El planeta, denominado HD 137010 b, fue identificado a partir de datos recogidos por la misión K2 del telescopio espacial Kepler, de la NASA. Se trata de un mundo rocoso con un tamaño apenas un 6 % mayor que el de la Tierra, lo que lo sitúa en una categoría especialmente atractiva para los científicos.

Uno de los detalles más llamativos es su órbita. HD 137010 b completa una vuelta alrededor de su estrella en 355 días, una duración sorprendentemente similar al año terrestre. Esa coincidencia lo coloca, al menos sobre el papel, cerca de la llamada zona habitable, la región donde podría existir agua líquida en la superficie.

Según las estimaciones del equipo internacional que lideró el hallazgo, el planeta tendría alrededor de un 50 % de probabilidades de encontrarse dentro de esa franja teórica.

La estrella lo cambia todo

Sol
© Mayer Tawfik – Unsplash

Pero en astronomía, los matices importan. Y en este caso, el principal problema no es el planeta, sino la estrella que orbita.

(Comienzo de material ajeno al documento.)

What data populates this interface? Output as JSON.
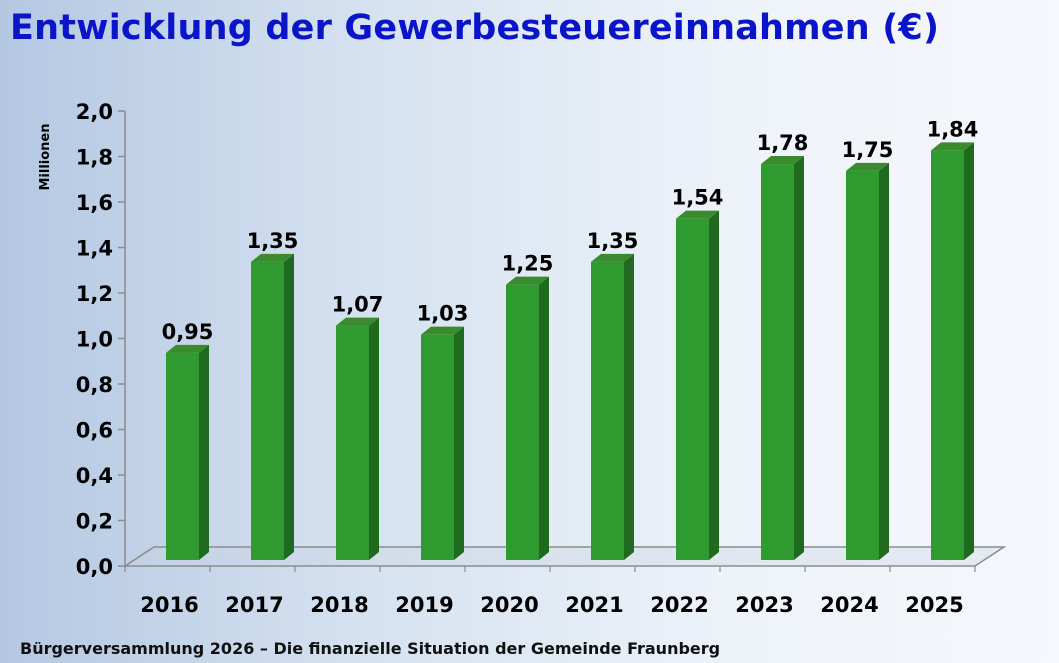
{
  "title": "Entwicklung der Gewerbesteuereinnahmen (€)",
  "footer": "Bürgerversammlung 2026 – Die finanzielle Situation der Gemeinde Fraunberg",
  "colors": {
    "title": "#0a14c8",
    "bar_front": "#2f9a2f",
    "bar_side": "#1f6a1f",
    "bar_top": "#3a8a2e",
    "axis": "#8c8c8c"
  },
  "chart_data": {
    "type": "bar",
    "title": "Entwicklung der Gewerbesteuereinnahmen (€)",
    "xlabel": "",
    "ylabel": "Millionen",
    "categories": [
      "2016",
      "2017",
      "2018",
      "2019",
      "2020",
      "2021",
      "2022",
      "2023",
      "2024",
      "2025"
    ],
    "values": [
      0.95,
      1.35,
      1.07,
      1.03,
      1.25,
      1.35,
      1.54,
      1.78,
      1.75,
      1.84
    ],
    "value_labels": [
      "0,95",
      "1,35",
      "1,07",
      "1,03",
      "1,25",
      "1,35",
      "1,54",
      "1,78",
      "1,75",
      "1,84"
    ],
    "ylim": [
      0,
      2.0
    ],
    "yticks": [
      0,
      0.2,
      0.4,
      0.6,
      0.8,
      1.0,
      1.2,
      1.4,
      1.6,
      1.8,
      2.0
    ],
    "ytick_labels": [
      "0,0",
      "0,2",
      "0,4",
      "0,6",
      "0,8",
      "1,0",
      "1,2",
      "1,4",
      "1,6",
      "1,8",
      "2,0"
    ],
    "grid": false,
    "legend": "none"
  }
}
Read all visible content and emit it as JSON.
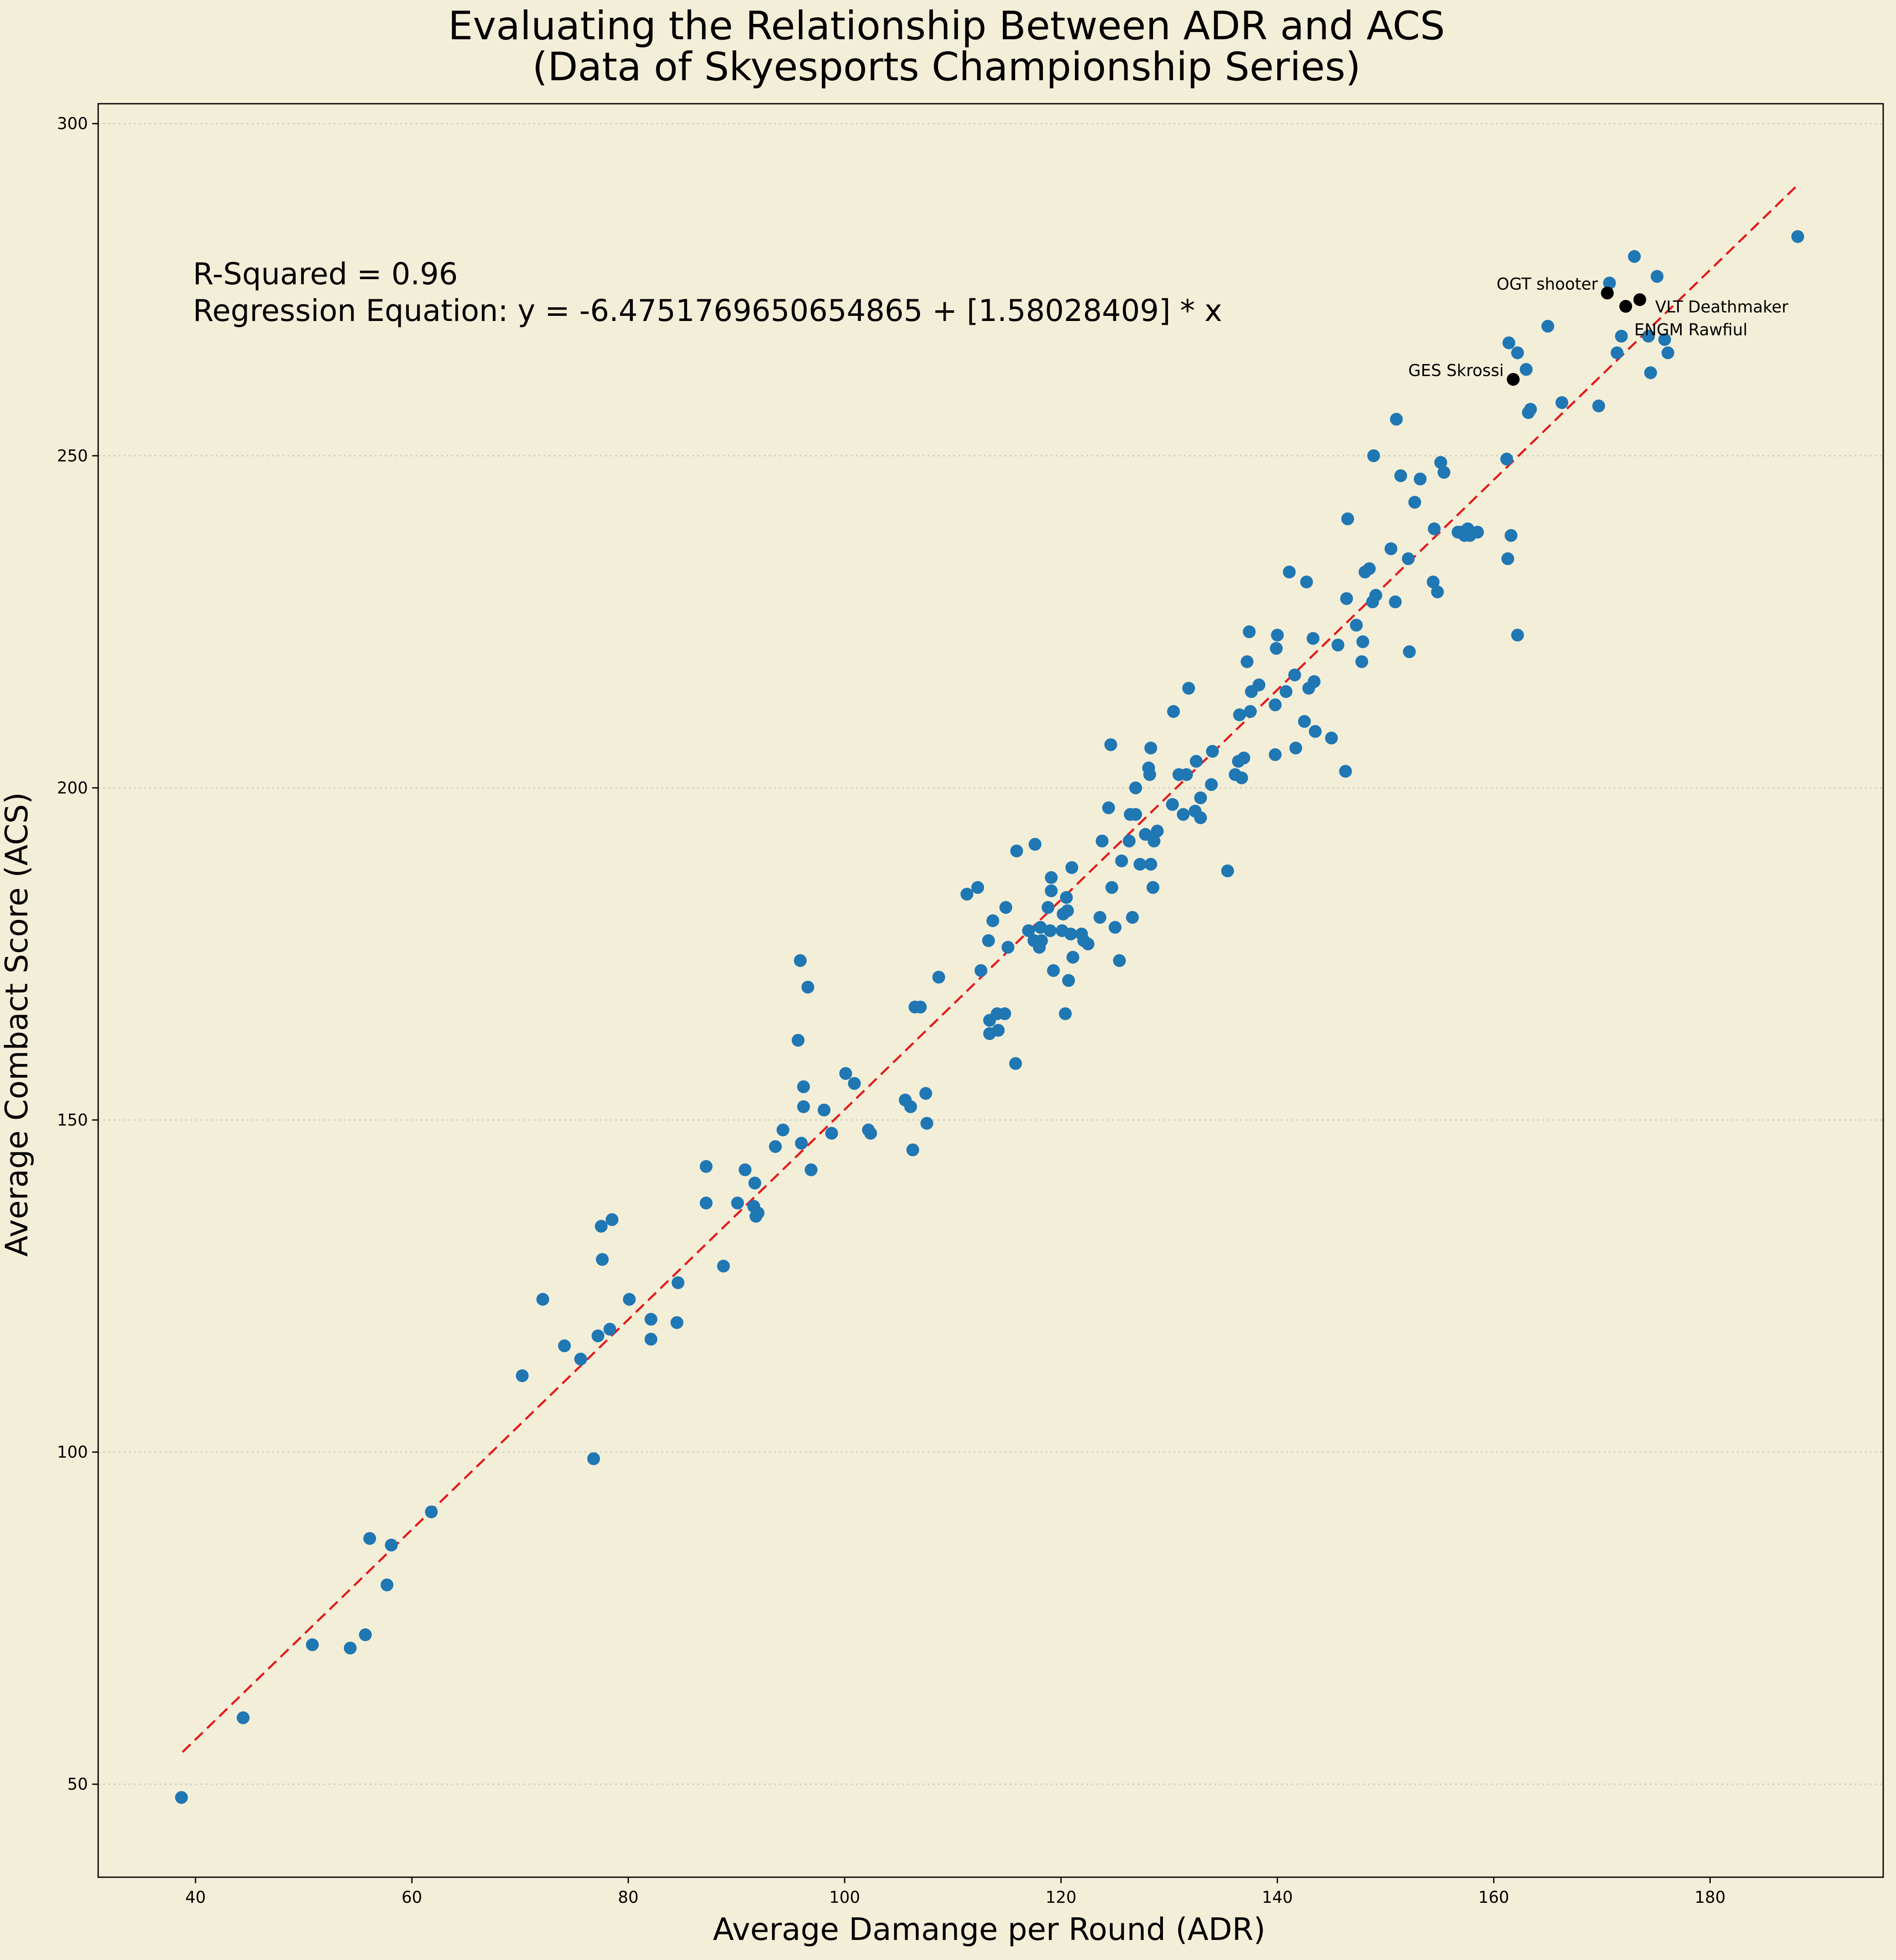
{
  "chart_data": {
    "type": "scatter",
    "title": "Evaluating the Relationship Between ADR  and ACS\n(Data of Skyesports Championship Series)",
    "xlabel": "Average Damange per Round (ADR)",
    "ylabel": "Average Combact Score (ACS)",
    "xlim": [
      31,
      196
    ],
    "ylim": [
      36,
      303
    ],
    "x_ticks": [
      40,
      60,
      80,
      100,
      120,
      140,
      160,
      180
    ],
    "y_ticks": [
      50,
      100,
      150,
      200,
      250,
      300
    ],
    "grid": "horizontal dotted",
    "annotation_text": [
      "R-Squared = 0.96",
      "Regression Equation: y = -6.4751769650654865 + [1.58028409] * x"
    ],
    "regression": {
      "intercept": -6.4751769650654865,
      "slope": 1.58028409,
      "x_range": [
        38.8,
        188.1
      ],
      "color": "#e41a1c"
    },
    "point_color": "#1f77b4",
    "highlight_color": "#000000",
    "series": [
      {
        "points": [
          [
            38.7,
            48
          ],
          [
            44.4,
            60
          ],
          [
            50.8,
            71
          ],
          [
            54.3,
            70.5
          ],
          [
            55.7,
            72.5
          ],
          [
            56.1,
            87
          ],
          [
            57.7,
            80
          ],
          [
            58.1,
            86
          ],
          [
            61.8,
            91
          ],
          [
            70.2,
            111.5
          ],
          [
            72.1,
            123
          ],
          [
            74.1,
            116
          ],
          [
            75.6,
            114
          ],
          [
            76.8,
            99
          ],
          [
            77.2,
            117.5
          ],
          [
            77.6,
            129
          ],
          [
            77.5,
            134
          ],
          [
            78.5,
            135
          ],
          [
            78.3,
            118.5
          ],
          [
            80.1,
            123
          ],
          [
            82.1,
            117
          ],
          [
            82.1,
            120
          ],
          [
            84.5,
            119.5
          ],
          [
            84.6,
            125.5
          ],
          [
            87.2,
            143
          ],
          [
            87.2,
            137.5
          ],
          [
            88.8,
            128
          ],
          [
            90.1,
            137.5
          ],
          [
            90.8,
            142.5
          ],
          [
            91.7,
            140.5
          ],
          [
            91.6,
            137
          ],
          [
            91.8,
            135.5
          ],
          [
            92,
            136
          ],
          [
            93.6,
            146
          ],
          [
            94.3,
            148.5
          ],
          [
            95.7,
            162
          ],
          [
            95.9,
            174
          ],
          [
            96,
            146.5
          ],
          [
            96.2,
            152
          ],
          [
            96.2,
            155
          ],
          [
            96.6,
            170
          ],
          [
            96.9,
            142.5
          ],
          [
            98.1,
            151.5
          ],
          [
            98.8,
            148
          ],
          [
            100.1,
            157
          ],
          [
            100.9,
            155.5
          ],
          [
            102.2,
            148.5
          ],
          [
            102.4,
            148
          ],
          [
            105.6,
            153
          ],
          [
            106.1,
            152
          ],
          [
            106.3,
            145.5
          ],
          [
            106.5,
            167
          ],
          [
            107,
            167
          ],
          [
            107.5,
            154
          ],
          [
            107.6,
            149.5
          ],
          [
            108.7,
            171.5
          ],
          [
            111.3,
            184
          ],
          [
            112.3,
            185
          ],
          [
            112.6,
            172.5
          ],
          [
            113.3,
            177
          ],
          [
            113.4,
            165
          ],
          [
            113.4,
            163
          ],
          [
            113.7,
            180
          ],
          [
            114.1,
            166
          ],
          [
            114.2,
            163.5
          ],
          [
            114.8,
            166
          ],
          [
            114.9,
            182
          ],
          [
            115.1,
            176
          ],
          [
            115.8,
            158.5
          ],
          [
            115.9,
            190.5
          ],
          [
            117,
            178.5
          ],
          [
            117.5,
            177
          ],
          [
            117.6,
            191.5
          ],
          [
            118,
            176
          ],
          [
            118.1,
            179
          ],
          [
            118.2,
            177
          ],
          [
            118.8,
            182
          ],
          [
            119.1,
            184.5
          ],
          [
            119.1,
            186.5
          ],
          [
            119,
            178.5
          ],
          [
            119.3,
            172.5
          ],
          [
            120.1,
            178.5
          ],
          [
            120.2,
            181
          ],
          [
            120.4,
            166
          ],
          [
            120.5,
            183.5
          ],
          [
            120.6,
            181.5
          ],
          [
            120.7,
            171
          ],
          [
            120.9,
            178
          ],
          [
            121,
            188
          ],
          [
            121.1,
            174.5
          ],
          [
            121.9,
            178
          ],
          [
            122.1,
            177
          ],
          [
            122.5,
            176.5
          ],
          [
            123.6,
            180.5
          ],
          [
            123.8,
            192
          ],
          [
            124.4,
            197
          ],
          [
            124.6,
            206.5
          ],
          [
            124.7,
            185
          ],
          [
            125,
            179
          ],
          [
            125.4,
            174
          ],
          [
            125.6,
            189
          ],
          [
            126.3,
            192
          ],
          [
            126.4,
            196
          ],
          [
            126.6,
            180.5
          ],
          [
            126.9,
            196
          ],
          [
            126.9,
            200
          ],
          [
            127.3,
            188.5
          ],
          [
            127.8,
            193
          ],
          [
            128.1,
            203
          ],
          [
            128.2,
            202
          ],
          [
            128.3,
            188.5
          ],
          [
            128.3,
            206
          ],
          [
            128.5,
            185
          ],
          [
            128.6,
            192
          ],
          [
            128.9,
            193.5
          ],
          [
            130.3,
            197.5
          ],
          [
            130.4,
            211.5
          ],
          [
            130.9,
            202
          ],
          [
            131.3,
            196
          ],
          [
            131.6,
            202
          ],
          [
            131.8,
            215
          ],
          [
            132.4,
            196.5
          ],
          [
            132.5,
            204
          ],
          [
            132.9,
            198.5
          ],
          [
            132.9,
            195.5
          ],
          [
            133.9,
            200.5
          ],
          [
            134,
            205.5
          ],
          [
            135.4,
            187.5
          ],
          [
            136.1,
            202
          ],
          [
            136.4,
            204
          ],
          [
            136.5,
            211
          ],
          [
            136.7,
            201.5
          ],
          [
            136.9,
            204.5
          ],
          [
            137.2,
            219
          ],
          [
            137.4,
            223.5
          ],
          [
            137.5,
            211.5
          ],
          [
            137.6,
            214.5
          ],
          [
            138.3,
            215.5
          ],
          [
            139.8,
            205
          ],
          [
            139.8,
            212.5
          ],
          [
            139.9,
            221
          ],
          [
            140,
            223
          ],
          [
            140.8,
            214.5
          ],
          [
            141.1,
            232.5
          ],
          [
            141.6,
            217
          ],
          [
            141.7,
            206
          ],
          [
            142.5,
            210
          ],
          [
            142.7,
            231
          ],
          [
            142.9,
            215
          ],
          [
            143.3,
            222.5
          ],
          [
            143.4,
            216
          ],
          [
            143.5,
            208.5
          ],
          [
            145,
            207.5
          ],
          [
            145.6,
            221.5
          ],
          [
            146.3,
            202.5
          ],
          [
            146.4,
            228.5
          ],
          [
            146.5,
            240.5
          ],
          [
            147.3,
            224.5
          ],
          [
            147.8,
            219
          ],
          [
            147.9,
            222
          ],
          [
            148.1,
            232.5
          ],
          [
            148.5,
            233
          ],
          [
            148.8,
            228
          ],
          [
            148.9,
            250
          ],
          [
            149.1,
            229
          ],
          [
            150.5,
            236
          ],
          [
            150.9,
            228
          ],
          [
            151,
            255.5
          ],
          [
            151.4,
            247
          ],
          [
            152.1,
            234.5
          ],
          [
            152.2,
            220.5
          ],
          [
            152.7,
            243
          ],
          [
            153.2,
            246.5
          ],
          [
            154.4,
            231
          ],
          [
            154.5,
            239
          ],
          [
            154.8,
            229.5
          ],
          [
            155.1,
            249
          ],
          [
            155.4,
            247.5
          ],
          [
            156.7,
            238.5
          ],
          [
            157,
            238.5
          ],
          [
            157.3,
            238
          ],
          [
            157.6,
            239
          ],
          [
            157.8,
            238
          ],
          [
            158.5,
            238.5
          ],
          [
            161.2,
            249.5
          ],
          [
            161.3,
            234.5
          ],
          [
            161.4,
            267
          ],
          [
            161.6,
            238
          ],
          [
            162.2,
            223
          ],
          [
            162.2,
            265.5
          ],
          [
            163,
            263
          ],
          [
            163.2,
            256.5
          ],
          [
            163.4,
            257
          ],
          [
            165,
            269.5
          ],
          [
            166.3,
            258
          ],
          [
            169.7,
            257.5
          ],
          [
            170.7,
            276
          ],
          [
            171.4,
            265.5
          ],
          [
            171.8,
            268
          ],
          [
            173,
            280
          ],
          [
            174.3,
            268
          ],
          [
            174.5,
            262.5
          ],
          [
            175.1,
            277
          ],
          [
            175.8,
            267.5
          ],
          [
            176.1,
            265.5
          ],
          [
            188.1,
            283
          ]
        ]
      },
      {
        "highlighted": [
          {
            "label": "OGT shooter",
            "x": 170.5,
            "y": 274.5,
            "anchor": "end"
          },
          {
            "label": "VLT Deathmaker",
            "x": 173.5,
            "y": 273.5,
            "anchor": "start"
          },
          {
            "label": "ENGM Rawfiul",
            "x": 172.2,
            "y": 272.5,
            "anchor": "start"
          },
          {
            "label": "GES Skrossi",
            "x": 161.8,
            "y": 261.5,
            "anchor": "end"
          }
        ]
      }
    ]
  }
}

Aunque se la describe como similar al Sol, HD 137010 es más fría y menos luminosa. Eso significa que, incluso estando a una distancia “correcta”, el planeta recibiría menos energía de la necesaria para mantener temperaturas templadas.

Las estimaciones actuales apuntan a temperaturas superficiales comparables a las de Marte, que podrían descender por debajo de los –70 ºC. Un entorno extremadamente hostil para cualquier forma de vida conocida.

Los investigadores piden cautela antes de etiquetar a HD 137010 b como “habitable”. De hecho, algunos expertos creen que podría tratarse de una “superbola de nieve”: un planeta grande, cubierto en gran parte por hielo, con agua congelada e inaccesible.

Además, el hallazgo se basa en un dato clave que aún genera dudas. Hasta ahora, los astrónomos solo han detectado un único tránsito del planeta frente a su estrella. Normalmente, se requieren al menos tres observaciones para confirmar de forma sólida la existencia de un exoplaneta.

Eso no invalida el descubrimiento, pero sí obliga a tratarlo como un candidato prometedor, no como una confirmación definitiva.

Por qué este descubrimiento sigue siendo importante

Aunque HD 137010 b probablemente no sea el oasis espacial que muchos imaginan, su detección sigue siendo relevante. Cada planeta de este tipo ayuda a refinar los modelos sobre cómo se forman los mundos rocosos, qué condiciones influyen en su clima y dónde vale la pena seguir buscando.

Además, demuestra que los planetas parecidos a la Tierra no son raros, aunque encontrar uno verdaderamente habitable sea mucho más difícil de lo que sugieren las primeras cifras.

El caso de HD 137010 b resume bien una realidad incómoda para la exploración espacial: parecerse a la Tierra no es suficiente. La temperatura, la estrella, la atmósfera y la historia del planeta son tan importantes como su tamaño o su órbita.

Por ahora, este mundo helado se suma a la larga lista de planetas que despiertan ilusión… solo para recordarnos lo exigente que es la vida. Y lo especial que sigue siendo nuestro propio planeta.